Audio-Visual Speaker Tracking: Progress, Challenges, and Future Directions
Jinzheng Zhao, Yong Xu, Xinyuan Qian, Davide Berghi, Peipei Wu, Meng Cui, Jianyuan Sun, Philip J. B. Jackson, Wenwu Wang
TL;DR
Audio-visual speaker tracking leverages complementary cues from sound and vision to localize and follow speakers in dynamic environments. The survey maps measurement extraction, Bayesian trackers, variational and differentiable Bayesian methods, and deep-learning-based tracking, linking audio-visual fusion, 2D-3D position conversion, and data association to established datasets (AV16.3, CAV3D, AVRI) and metrics. It highlights the strengths and limitations of parametric and learning-based approaches, notes the emergent role of differentiable Bayesian filters, and discusses practical challenges such as data requirements and real-time constraints. The paper outlines future directions including speech separation integration, distributed sensing, egocentric contexts, and prompt-based tracking to advance robust, scalable multi-speaker tracking in real-world settings.
Abstract
Audio-visual speaker tracking has drawn increasing attention over the past few years due to its academic values and wide applications. Audio and visual modalities can provide complementary information for localization and tracking. With audio and visual information, the Bayesian-based filter and deep learning-based methods can solve the problem of data association, audio-visual fusion and track management. In this paper, we conduct a comprehensive overview of audio-visual speaker tracking. To our knowledge, this is the first extensive survey over the past five years.

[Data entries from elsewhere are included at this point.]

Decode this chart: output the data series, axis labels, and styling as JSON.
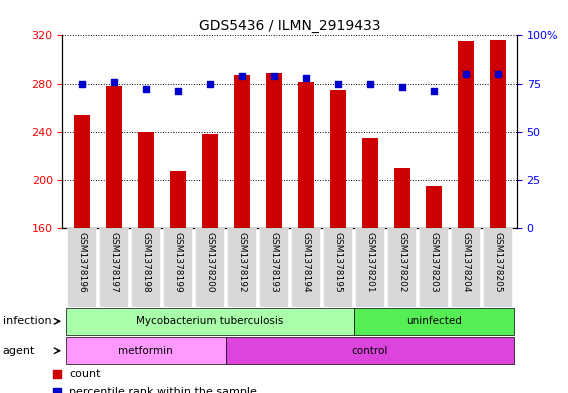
{
  "title": "GDS5436 / ILMN_2919433",
  "samples": [
    "GSM1378196",
    "GSM1378197",
    "GSM1378198",
    "GSM1378199",
    "GSM1378200",
    "GSM1378192",
    "GSM1378193",
    "GSM1378194",
    "GSM1378195",
    "GSM1378201",
    "GSM1378202",
    "GSM1378203",
    "GSM1378204",
    "GSM1378205"
  ],
  "counts": [
    254,
    278,
    240,
    207,
    238,
    287,
    289,
    281,
    275,
    235,
    210,
    195,
    315,
    316
  ],
  "percentiles": [
    75,
    76,
    72,
    71,
    75,
    79,
    79,
    78,
    75,
    75,
    73,
    71,
    80,
    80
  ],
  "ylim_left": [
    160,
    320
  ],
  "ylim_right": [
    0,
    100
  ],
  "yticks_left": [
    160,
    200,
    240,
    280,
    320
  ],
  "yticks_right": [
    0,
    25,
    50,
    75,
    100
  ],
  "bar_color": "#cc0000",
  "dot_color": "#0000cc",
  "infection_groups": [
    {
      "label": "Mycobacterium tuberculosis",
      "start": 0,
      "end": 9,
      "color": "#aaffaa"
    },
    {
      "label": "uninfected",
      "start": 9,
      "end": 14,
      "color": "#55ee55"
    }
  ],
  "agent_groups": [
    {
      "label": "metformin",
      "start": 0,
      "end": 5,
      "color": "#ff99ff"
    },
    {
      "label": "control",
      "start": 5,
      "end": 14,
      "color": "#dd44dd"
    }
  ],
  "infection_label": "infection",
  "agent_label": "agent",
  "legend_count": "count",
  "legend_percentile": "percentile rank within the sample"
}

We introduce the family of Bayesian filters and summarize the methods for obtaining audio-visual measurements. In addition, the existing trackers and their performance on the AV16.3 dataset are summarized. In the past few years, deep learning techniques have thrived, which also boost the development of audio-visual speaker tracking. The influence of deep learning techniques in terms of measurement extraction and state estimation is also discussed. Finally, we discuss the connections between audio-visual speaker tracking and other areas such as speech separation and distributed speaker tracking.